Exiled television star Charlie Sheen’s nationwide tour kicks off Saturday in Detroit, followed by a stop at the Chicago Theatre on Sunday night.

Few details have emerged about the format of his scheduled performances, although the unemployed, 45-year-old actor did say during an appearance on WKQI-FM in Detroit that rapper Snoop Dogg will be at the historic Fox Theatre on Saturday night.

And a former porn actress is one of two women whom he selected to sing the national anthem.

“Detroit, you’ve been warned,” Sheen said during the radio interview.

Publicist Larry Solters hasn’t said what the show entails, and a message seeking comment was left on Friday with Karen Cullen, a spokeswoman for Ilitch Holdings Inc. Olympia Entertainment, a subsidiary of Ilitch Holdings, operates the Fox Theatre.

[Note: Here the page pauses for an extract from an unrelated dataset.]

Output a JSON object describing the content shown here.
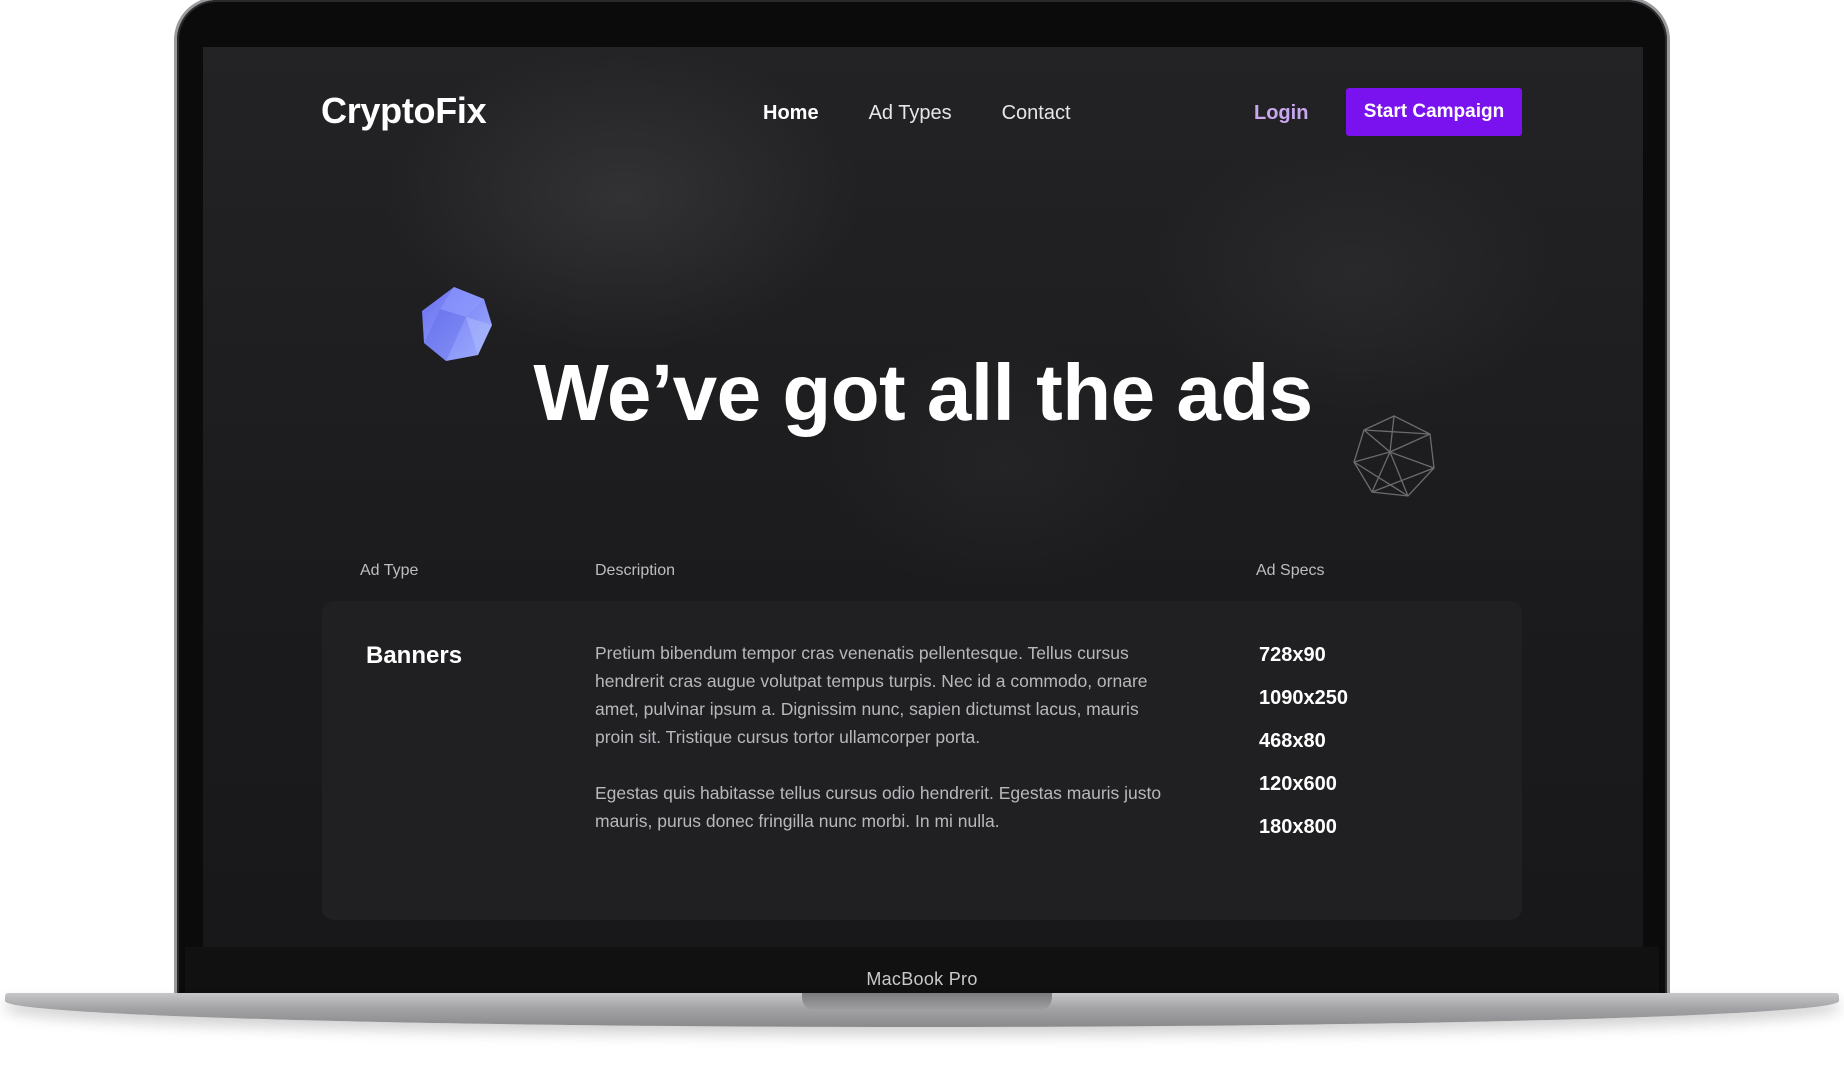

Sheen, the son of actor Martin Sheen and brother of actor/director Emilio Estevez, rocketed to stardom in the 1980s thanks to a series of memorable roles in major films including “Wall Street,” “Platoon,” “Ferris Bueller’s Day Off” and “Major League.” He found small-screen success later in his career in “Spin City” and “Two and a Half Men.”

In recent years, Sheen has also made headlines for tabloid-worthy marital discord and wild partying.

The wayward star’s off-set behavior finally became too much for Warner Bros. Television, which earlier this year shut down production of “Two and a Half Men” before firing Sheen from the CBS smash on March 7.

Sheen alleged breach of contract and sued the show’s producers for $100 million and, despite being out of work, has kept an oversized profile over the past couple of months, yakking to TV interviewers, ranting on YouTube and tweeting on an hourly basis.

Sheen boasted about his “epic” partying, glorified himself as a “rock star from Mars” and a “warlock” with “Adonis DNA” and talked about his home life with two women he nicknamed his “goddesses,” both of whom he said would be at the Detroit show.

His unique banter and catchphrases — others include “tiger blood” and “duh, winning” — have spread rapidly over the Internet and onto T-shirts.

Now, he’s found a new vehicle with which to interact with his fans — whom he calls Sheen’s Cadre.

“I am bringing `My Violent Torpedo of Truth/Defeat is Not an Option’ show out to you in the battlefield,” Sheen said in a video announcing the tour. “If you’re winning, I’ll see you there. Trolls need not apply. … Buy your ticket. Take the ride. And the ride will take you.”

As for tickets, Sheen crowed on Twitter about selling out the Detroit show and Sunday’s gig in Chicago “in minutes.”

In the days before the show, however, secondary sellers such as StubHub.com had hundreds of tickets available, with some singles going for $30 under face value.

Susie Steele is one of those who decided to take a pass when the Sheen machine rolls into Detroit.

“In my opinion, buying a ticket to this show and attending it is choosing to support Charlie Sheen’s walk down a path that will end up in defeat for him and his family, and I choose not to do that,” said the 36-year-old physical therapist from South Lyon, Mich.

“I think the draw for those who have chosen to attend this show is the unpredictability of this phenomenon,” she said. “Will Charlie Sheen be wildly entertaining, captivating the audience with his creative use of language and prophetic remarks? Or will he mumble incoherently, stumbling around the stage incapable of maintaining anyone’s interest for the duration of his show?

“No one knows, and everyone is waiting to find out, and some people want a front-row seat whichever way this goes down.”